YONAHLOSSEE RIDING CAMP FOR GIRLS.

The YONAHLOSSEE RIDING CAMP FOR GIRLS by Anton DiSclafani

★★★

Full disclose: I read this book in June 2013, and it was instrumental in my reading renaissance. I didn’t blog back then, so this is a review from the archives. I wrote this right after finishing my finals in my junior year of college, and I think it maintained a little too much of an academic style.

Thea Atwell is a young girl who is sent away from her native Florida to Yonahlosse Riding Camp in North Carolina following her role in a family tragedy. She is originally resistant to life at Yonahlosse, but soon settles in and begins to adjust to life at camp. It’s an entertaining read, but definitely left me unsatisfied by the ending.

The plot spans about a year in Thea’s life. It alternates between Thea’s life at Yonahlosse and the story of what put her there in the first place, which is a style I really like, and I think it worked well for this kind of story. It was frustrating to not know the true reason Thea got sent to camp until about 2/3rds through the book, but it kept me reading fast.

Her life at Yonahlosse is often lackluster, and the story lacks a sense of flow. Time jolts around, characters are introduced and never mentioned again, two months pass and nothing really changes. I found myself waiting for the chapters about her past, which were much more interesting to me.

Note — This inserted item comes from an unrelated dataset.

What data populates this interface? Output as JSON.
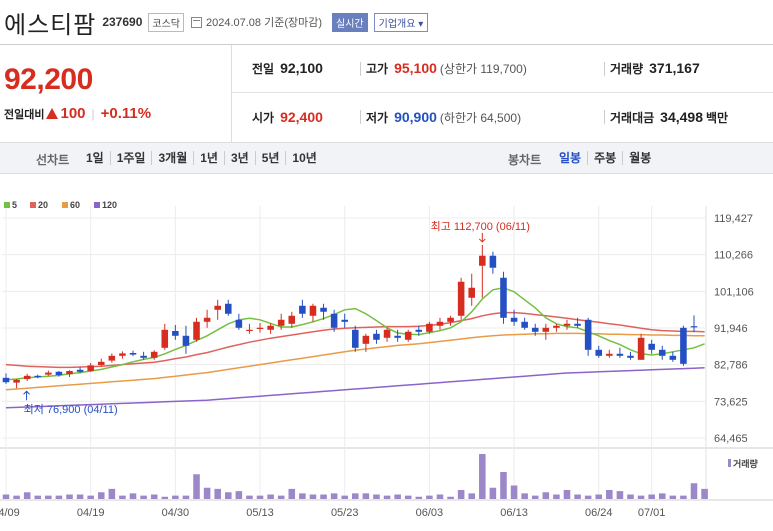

Thea is not a particularly likable character to me. One of the reasons she is sent to Yonahlosse is because she’s never been around girls her own age before. As a result, she has a hard time connecting and empathizing with them. She is headstrong and independent, but also careless of other peoples’ feelings. She adores horses, but is oddly okay with losing her childhood pony (“I was outgrowing him anyway”). DiSclafani tells us (over and over again) that Thea is so good at putting unpleasant memories out of her mind, and this has the effect of making it seem as if Thea never really bares the full weight of the emotional consequences of her actions. She does take a step towards the end of the book to save her friend, which is beautifully done and quite noble, but it also lined up with the course of action she was already planning on taking. Everything she did came off as quite self-serving, regardless of the feelings of others. The only characters I felt were really well-developed and likable were Thea’s twin brother, Sam, and her best friend at Yonahlosse, Sissy. But while these two characters are important in the first chapters of the novel, their stories end up being footnotes as Thea gets more involved in a doomed romance with an older man.

DiSclafani is a talented, lyrical writer. Her style reminds me a bit of Curtis Sittenfield, from whom there is a blurb on the book’s cover, and a thank you in the acknowledgements. DiSclafani is an experienced horseback rider herself, and her knowledge and love of horses came across nicely in Yonahlosse. DiSclafani describes the scenery of the North Carolina mountains beautifully, as well as the fields and orange grove of Florida. Sometimes the descriptions take over the actual action of the story, however, which left the book feeling exhausting and too long.

My biggest problems overall with the book was the ending (this will be spoiler-free). The ways in which Thea acts towards the end of the book emphasized how static her character had been over the course of the book. She behaves in the same way, treats people the same way, and generally uses the same ideas to rationalize her behavior as she did at the start of the novel. The end pages detail the rest of her life, as well as that of her family, and its frankly depressing and disheartening. It’s a sour note on which to end the book.

Overall, it’s not a great book, but I found it entertaining. A couple of other reviews mentioned that it was “unfinishable” to them, but I actually thought the last third of the book went really fast, if only because I was eager to have Thea pay some kind of consequences for her actions. If you love horses or are familiar with the story’s Southern settings, I think you will enjoy this book significantly more. Many parts of the book are well-thought out and nicely woven, but the overall plot and character development left me looking for much more.